Ultrastructural micrographs of hamster molar tooth germs cultured for 24 hrs in the presence of 5 mg F/L (A,B) followed by a 24-hour recovery in fluoride-free media (C,D). (A) Fluorotic matrix (FM) fails to mineralize, whereas the initial aprismatic enamel (FE) deposited prior to fluoride exposure hypermineralizes intensely (about 15-fold of the pre-exposure control values). All the enamel crystals are laterally fused [see Lyaruu et al. (1989a) for details]. D, dentin. Original magnification: 26,400x. (B) Prismatic secretory enamel (FE) situated more occlusally also hypermineralizes, but to a lesser extent (about five-fold of control levels). Although hypermineralized, there are no lateral enamel crystal fusions. The new fluorotic matrix (FM) fails to mineralize. Original magnification: 34,000x. (C) Same enamel region as that shown in Fig. 4A after recovery. The fluorotic matrix has recovered (RE) after 24-hour culture in fluoride-free media. The new crystals are thin compared with the fluorotic crystals. The crystals show preferred orientation within the matrix, but are not continuous with crystals in the fluorotic enamel (FE). This is a potential fracture plane after tooth eruption. D, Dentin. Original magnification: 20,500x. (D) Enamel region comparable with that shown in 4B, but after a 24-hour “recovery” culture in fluoride-free medium. The fluorotic matrix has recovered (RE), i.e., mineralized. The new crystals are thin and ribbon-like (upper inset, side view of one crystal between arrowheads) and initiate and extend from the fluorotic enamel (FE) crystals. The degree of hypermineralization of the fluorotic enamel crystals did not change during the recovery period (lower inset, side view of one crystal between arrowheads; same magnification as upper inset; note difference in thickness with upper inset). D = dentin. Original magnification: 20,500x. Insets: 100,000x.

Figure 5.

Proposed molecular mechanism for enamel fluorosis. (A) Early-secretory amelogenesis in non-fluorotic conditions (adapted from Fincham et al., 1995). (A1) Light-microscope level. Boxed area is enlarged in A2 and represents crystal formation at the molecular level. (A2) Tomes’ process (1) secretes a secretory vesicle containing amelogenins. At neutral pH, amelogenins (for simplicity, drawn as a thread) form nanospheres (2) that adhere to the surfaces of growing crystals and foster preferential crystal growth in length, but reduce growth in width. Crystal growth generates protons that need to be neutralized to drive further crystal growth. Amelogenins bind and neutralize protons (3).

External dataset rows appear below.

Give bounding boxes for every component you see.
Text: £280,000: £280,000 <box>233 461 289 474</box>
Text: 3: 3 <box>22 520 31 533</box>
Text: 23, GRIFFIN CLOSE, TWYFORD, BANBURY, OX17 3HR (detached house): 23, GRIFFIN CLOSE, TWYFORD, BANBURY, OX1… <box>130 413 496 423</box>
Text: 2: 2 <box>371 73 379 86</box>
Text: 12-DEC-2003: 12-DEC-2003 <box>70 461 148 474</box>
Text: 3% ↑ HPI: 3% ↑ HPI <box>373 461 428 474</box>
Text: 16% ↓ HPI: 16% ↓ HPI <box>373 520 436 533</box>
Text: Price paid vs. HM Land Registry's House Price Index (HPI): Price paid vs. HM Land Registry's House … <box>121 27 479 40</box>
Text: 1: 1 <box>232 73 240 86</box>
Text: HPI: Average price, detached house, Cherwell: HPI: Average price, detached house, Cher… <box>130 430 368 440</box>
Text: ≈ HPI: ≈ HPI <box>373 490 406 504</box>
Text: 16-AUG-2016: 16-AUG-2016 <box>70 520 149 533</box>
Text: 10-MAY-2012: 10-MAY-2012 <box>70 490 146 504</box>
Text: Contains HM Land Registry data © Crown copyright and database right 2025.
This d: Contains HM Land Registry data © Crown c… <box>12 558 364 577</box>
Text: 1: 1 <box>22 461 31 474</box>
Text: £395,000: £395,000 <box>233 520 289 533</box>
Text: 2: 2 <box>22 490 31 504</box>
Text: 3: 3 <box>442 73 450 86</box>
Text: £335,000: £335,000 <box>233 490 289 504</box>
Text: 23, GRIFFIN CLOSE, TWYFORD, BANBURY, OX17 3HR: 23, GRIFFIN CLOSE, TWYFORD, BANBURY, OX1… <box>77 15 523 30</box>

The result of this action is an increase in crystal length, seen at the right side of this picture. (B) Disruption of secretory amelogenesis by fluoride as seen in vitro. (B1) Light-microscopic level. The boxed area in B1 is magnified in B2. (B2) Fluoride primarily accelerates crystal growth in thickness (left drawing). This forms the hypermineralized line, the initial event of the double-response. Accelerated mineral deposition strongly enhances proton production (right side drawing) that cannot be buffered by the available amelogenins. Amelogenin nanospheres at acid pH deaggregate and detach from the crystal surface. Also, newly secreted matrix will not form nanospheres at low pH and remains monomeric (fluid). Control of preferential crystal growth in length is then lost at acid pH, and newly secreted matrix will not foster crystal growth until neutral pH is restored. This layer represents the hypomineralized line, the outer component of the double-response event. These fluoride-related changes in the matrix could further alter ameloblast cell function.